J'ai testé pour vous une jeune cyclosportive d'Ile de France (3 ans d'age).
5.5.5, Jeudi 5 Mai 2005. Une date originale pour un moment important dans la vie d'un jeune coureur cycliste amateur. C'était la deuxième course de ma vie après la Ronde Picarde (Samedi 11 septembre 2004 - classé 303ème de la Master). Dans les quelques lignes qui suivent, je vais partager avec vous les anecdotes, les faits de courses, les sensations, le moral avec lequel j'ai abordé et vécu cette course. Un peu comme le fait Julien Guiborel (SCO Dijon) sur son blog (
www.julienguiborel.com), je vais vous raconter comment j’ai vécu ce qui est ma 2ème course cycliste.
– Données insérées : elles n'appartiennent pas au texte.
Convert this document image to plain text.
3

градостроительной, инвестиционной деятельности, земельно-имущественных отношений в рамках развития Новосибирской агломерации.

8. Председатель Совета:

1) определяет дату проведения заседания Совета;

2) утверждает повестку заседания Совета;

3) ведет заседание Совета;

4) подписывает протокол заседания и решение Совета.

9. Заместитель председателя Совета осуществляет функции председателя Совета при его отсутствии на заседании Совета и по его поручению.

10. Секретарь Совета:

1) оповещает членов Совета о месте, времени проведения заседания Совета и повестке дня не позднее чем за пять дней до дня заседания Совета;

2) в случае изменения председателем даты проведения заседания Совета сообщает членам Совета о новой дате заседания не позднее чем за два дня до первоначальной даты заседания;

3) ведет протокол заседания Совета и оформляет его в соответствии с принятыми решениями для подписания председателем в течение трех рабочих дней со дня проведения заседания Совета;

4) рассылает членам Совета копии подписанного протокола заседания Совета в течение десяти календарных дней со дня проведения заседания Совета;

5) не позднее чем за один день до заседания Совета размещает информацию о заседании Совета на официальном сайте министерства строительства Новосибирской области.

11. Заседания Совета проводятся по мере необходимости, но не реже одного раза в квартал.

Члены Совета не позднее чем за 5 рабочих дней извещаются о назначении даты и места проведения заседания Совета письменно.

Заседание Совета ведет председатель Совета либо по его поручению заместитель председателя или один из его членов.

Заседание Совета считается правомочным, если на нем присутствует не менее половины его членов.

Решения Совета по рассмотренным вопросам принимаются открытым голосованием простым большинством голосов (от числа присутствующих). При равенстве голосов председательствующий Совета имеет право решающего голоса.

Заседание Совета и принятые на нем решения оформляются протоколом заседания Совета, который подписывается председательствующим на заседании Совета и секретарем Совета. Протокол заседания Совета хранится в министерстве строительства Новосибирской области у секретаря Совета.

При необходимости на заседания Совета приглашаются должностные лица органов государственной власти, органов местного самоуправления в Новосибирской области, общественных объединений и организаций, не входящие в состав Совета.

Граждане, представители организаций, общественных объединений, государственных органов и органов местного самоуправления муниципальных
Un moment de vie fait de rencontres, de connivences, de souffrance, de dépassement de soi et de joie … au beau du compte.
> Les derniers entraînements avant la course
Dans les 3 semaines qui précèdent la course, depuis que je me suis engagé auprès de l’organisation, tout mon influx nerveux, toute ma concentration sont orientés sur la date du 5 mai. Naturellement, insidieusement, j’appuie davantage mes sorties, j’ose me faire mal dans les cotes, notamment celles de Saint Rémy les Chevreuse et de Chateaufort. Les sorties dans le PGV (Peloton Grande Vitesse) à l’Hippodrome de Longchamp sont ultra rapides (41,5 de moyenne sur le plat sur 1h15 à 1h30).
La perspective d’une compétition donne « du jus », de la gniac. Pour peu qu’il y ait du vent dans le dos, sur les portions plates, on peut friser les 45-50. Attention toutefois dans ces cas-là à ne pas dépenser trop d’énergie avant l’échéance. Je suis mes pulsations, ma dépense énergétique, ma courbe de poids. Je pars reconnaître la partie du parcours que j’ignorais (Bullion – Gambais) et finalement en tire l’enseignement qu’il ne faut absolument pas s’inquiéter de cette portion-là. A défaut de temps je n’aurais pas reconnu une portion qui se révèlera plus ardue (Bazainville – Beynes) avec quelques bosses sèches. Enfin, comme un amateur débutant, j’aborde à peu près toutes les dimensions du « métier ». Reste plus qu’à …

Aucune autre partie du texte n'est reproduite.